Mes problèmes de sommeil au boulot ne datent pas de mes stages dans de grandes multinationales. Non, déjà au lycée, quand bien même assis au premier rang dans un effort vain de me forcer à suivre, je sombrais. Mon faible corps d’adolescent bouffon n’était pas fait pour subir 30 à 45min quotidienne de réveil en plus. Mais je ne pouvais pas pratiquer mon japonais sans peine en plein jour. Déjà, mon frangin se foutrait royalement de ma gueule.
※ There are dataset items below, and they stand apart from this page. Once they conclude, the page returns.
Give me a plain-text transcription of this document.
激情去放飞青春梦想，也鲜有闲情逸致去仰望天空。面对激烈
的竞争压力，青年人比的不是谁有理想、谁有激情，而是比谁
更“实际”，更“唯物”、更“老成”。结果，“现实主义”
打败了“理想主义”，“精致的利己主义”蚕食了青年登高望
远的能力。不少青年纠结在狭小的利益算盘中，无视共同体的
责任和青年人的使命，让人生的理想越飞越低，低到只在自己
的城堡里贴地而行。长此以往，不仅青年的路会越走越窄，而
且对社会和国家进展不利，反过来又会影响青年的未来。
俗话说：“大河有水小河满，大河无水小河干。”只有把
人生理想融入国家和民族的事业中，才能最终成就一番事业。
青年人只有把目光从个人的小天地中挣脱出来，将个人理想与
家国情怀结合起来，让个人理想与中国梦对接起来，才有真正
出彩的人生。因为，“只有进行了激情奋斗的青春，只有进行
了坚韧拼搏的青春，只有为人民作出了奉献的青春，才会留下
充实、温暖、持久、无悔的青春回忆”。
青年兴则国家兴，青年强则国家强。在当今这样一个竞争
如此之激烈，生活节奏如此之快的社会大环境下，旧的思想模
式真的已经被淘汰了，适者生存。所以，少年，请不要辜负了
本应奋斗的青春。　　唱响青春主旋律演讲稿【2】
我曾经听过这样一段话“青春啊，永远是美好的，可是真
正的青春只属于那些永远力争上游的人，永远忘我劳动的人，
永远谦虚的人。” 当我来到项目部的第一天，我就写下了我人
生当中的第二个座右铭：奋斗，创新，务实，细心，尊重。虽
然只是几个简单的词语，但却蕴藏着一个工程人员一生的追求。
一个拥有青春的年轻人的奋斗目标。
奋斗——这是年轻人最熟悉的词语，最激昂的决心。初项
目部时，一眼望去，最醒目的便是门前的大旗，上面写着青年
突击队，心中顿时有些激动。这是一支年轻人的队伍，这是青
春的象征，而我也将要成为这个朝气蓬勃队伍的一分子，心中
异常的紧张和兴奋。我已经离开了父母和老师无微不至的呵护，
La haute autorité familiale me crucifierait, si elle savait que je préférais bosser un truc qui ne comptait pas pour mes études au lieu d’assurer la moyenne au bac. Bref, j’étais coincé. Soit je dormais en cours, soit j’abandonnais le jap. J’ai choisi la sécurité. Forcément. Lorsque j’ai revendu mon Assimil à un ami, j’étais persuadé que ce n’était que temporaire. Après tout, un de mes meilleurs pote était japanophile, il me tirerait vers le haut le moment venu.
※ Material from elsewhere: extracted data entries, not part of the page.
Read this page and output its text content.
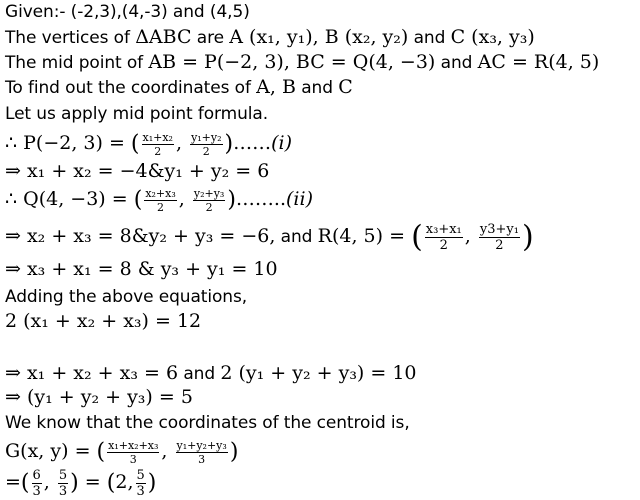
Given:- (-2,3),(4,-3) and (4,5)
The vertices of ΔABC are A (x₁, y₁), B (x₂, y₂) and C (x₃, y₃)
The mid point of AB = P(−2, 3), BC = Q(4, −3) and AC = R(4, 5)
To find out the coordinates of A, B and C
Let us apply mid point formula.
∴ P(−2, 3) = ( $\frac{\text{x₁+x₂}}{2}$ , $\frac{\text{y₁+y₂}}{2}$ )……(i)
⇒ x₁ + x₂ = −4&y₁ + y₂ = 6
∴ Q(4, −3) = ( $\frac{\text{x₂+x₃}}{2}$ , $\frac{\text{y₂+y₃}}{2}$ )……..(ii)
⇒ x₂ + x₃ = 8&y₂ + y₃ = −6, and R(4, 5) = ( $\frac{\text{x₃+x₁}}{2}$ , $\frac{\text{y3+y₁}}{2}$ )
⇒ x₃ + x₁ = 8 & y₃ + y₁ = 10
Adding the above equations,
2 (x₁ + x₂ + x₃) = 12
⇒ x₁ + x₂ + x₃ = 6 and 2 (y₁ + y₂ + y₃) = 10
⇒ (y₁ + y₂ + y₃) = 5
We know that the coordinates of the centroid is,
G(x, y) = ( $\frac{\text{x₁+x₂+x₃}}{3}$ , $\frac{\text{y₁+y₂+y₃}}{3}$ )
=( $\frac{6}{3}$ , $\frac{5}{3}$ ) = (2, $\frac{5}{3}$ )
Ce fut le contraire. A l’occasion du plus grand dickmove de mon quart de siècle, j’ai découvert à quel point je pouvais haïr. A peu près autant que le force de Sentry : l’énergie de cent mille soleils en train d’exploser. Levant ou couchant peu importe. La rancœur est un poison, et comme tous les poisons, il contamine tout ce qu’il touche. Par association, j’ai haï le Japon. De toutes mes forces. Impossible de manger un sushi, de lire un manga, de regarder un film japonais, de me renseigner sur la culture, tout. Un rejet total, absolu et incontrôlé. Avec lui s’est évaporé ma curiosité, mes affinités, mes questions, mon intérêt. D’instinct j’ai construit un rideau de fer tout autour de l’île, qui n’existait littéralement plus dans mon petit univers. Victime collatérale d’un coupage de pont à l’arme atomique.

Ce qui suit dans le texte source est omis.